When Improving AI Means Admitting You Caused Harm
Companies ship model updates every day. What they rarely ship is honesty, the courage to say, “We got the last version wrong.” In high-stakes systems such as credit, hiring, and housing, that silence is a strategy.
In 2019, a tech founder said his Apple card limit was far higher than his wife’s despite her stronger finances, prompting New York regulators to investigate whether the underwriting was discriminatory. Months later, the state’s financial regulator reported no fair-lending violations but also flagged transparency gaps and customer-service missteps that fueled public distrust.
The episode showed how a single complaint can surface a complex mix of model opacity and consumer harm, even when a legal finding of discrimination isn’t made.
The Polished Rewrite
Hiring has its version of the quiet fix. In 2021, HireVue dropped its facial-analysis scoring from video interviews after sustained criticism and regulatory pressure. The company framed it as a product evolution and continued using other AI features. Whatever you think of the science, the pattern is the same: change the system but avoid an admission.
Why the careful language? Because an improved Version 2 can become circumstantial evidence that Version 1 produced worse outcomes. Legal departments weigh discovery risk. If you document suspected bias, test thoroughly, and then overhaul the model, adversaries may argue you knew earlier results were inequitable. That risk calculus can slow audits, muffle change logs, and keep fixes narrow.
The Cost of Waiting
Meanwhile, communities bear the delays. Small-business credit remains uneven by race, with Black-owned firms reporting higher denial rates and tougher credit experiences in national surveys. These are structural patterns that predate modern AI, but algorithms trained on biased data can mirror and magnify them unless actively constrained.
Academic work on lending shows how tricky the line is. In mortgages, one large study found significant pricing disparities for Black and Hispanic borrowers across the market; algorithmic lenders reduced but did not eliminate those gaps. This is evidence that data-driven systems can help and still encode inequity without explicit guardrails. That is precisely why plain-English transparency and accountable remediation matter.
What Better Looks Like
So, what would a healthier pattern look like?
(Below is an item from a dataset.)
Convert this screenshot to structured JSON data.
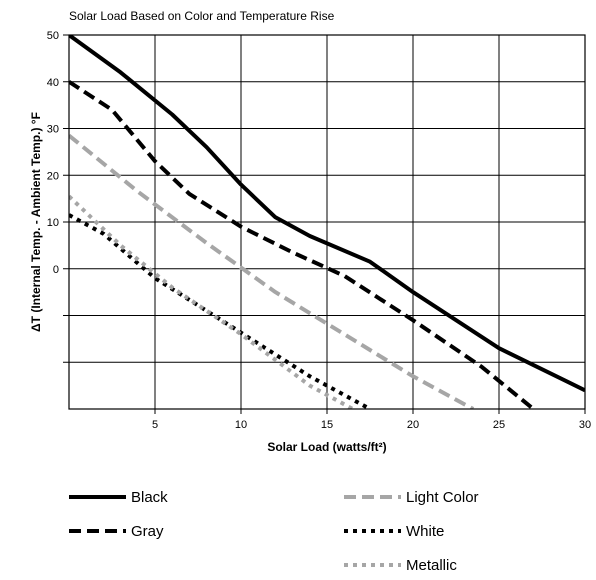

- Safe harbours for proactive fixes.
Give institutions limited protection when they disclose and correct disparate impacts, so fixing bias is legally safer than sitting on it.
- Mandatory change logs for high-stakes models.
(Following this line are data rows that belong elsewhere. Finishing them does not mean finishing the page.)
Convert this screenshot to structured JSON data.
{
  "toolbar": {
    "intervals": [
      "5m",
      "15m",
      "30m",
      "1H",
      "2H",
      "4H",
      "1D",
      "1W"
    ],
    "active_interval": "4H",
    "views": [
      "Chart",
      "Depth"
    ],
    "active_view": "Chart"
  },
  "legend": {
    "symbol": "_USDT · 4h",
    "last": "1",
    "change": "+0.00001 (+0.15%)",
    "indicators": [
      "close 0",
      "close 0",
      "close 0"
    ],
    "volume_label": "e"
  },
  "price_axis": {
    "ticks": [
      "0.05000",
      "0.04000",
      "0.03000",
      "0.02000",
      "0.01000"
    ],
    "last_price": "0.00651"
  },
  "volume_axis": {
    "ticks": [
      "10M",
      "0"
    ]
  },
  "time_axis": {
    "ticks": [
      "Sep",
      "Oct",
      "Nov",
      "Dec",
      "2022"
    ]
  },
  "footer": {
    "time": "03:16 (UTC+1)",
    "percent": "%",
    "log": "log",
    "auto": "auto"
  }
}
When a credit or hiring model changes, publish what changed, why, and who might be affected in language a customer can read.
- Retroactive review where impacts surface.
If Version 2 shows Version 1 likely disadvantaged a group, run a look-back and invite affected applicants to be reassessed.
Saying It Out Loud
We don’t need to villainise every team that ships an enhancement. We need rules that reward naming the problem out loud. Otherwise, the most reliable feature of our systems will not be fairness or accuracy. It will be silence.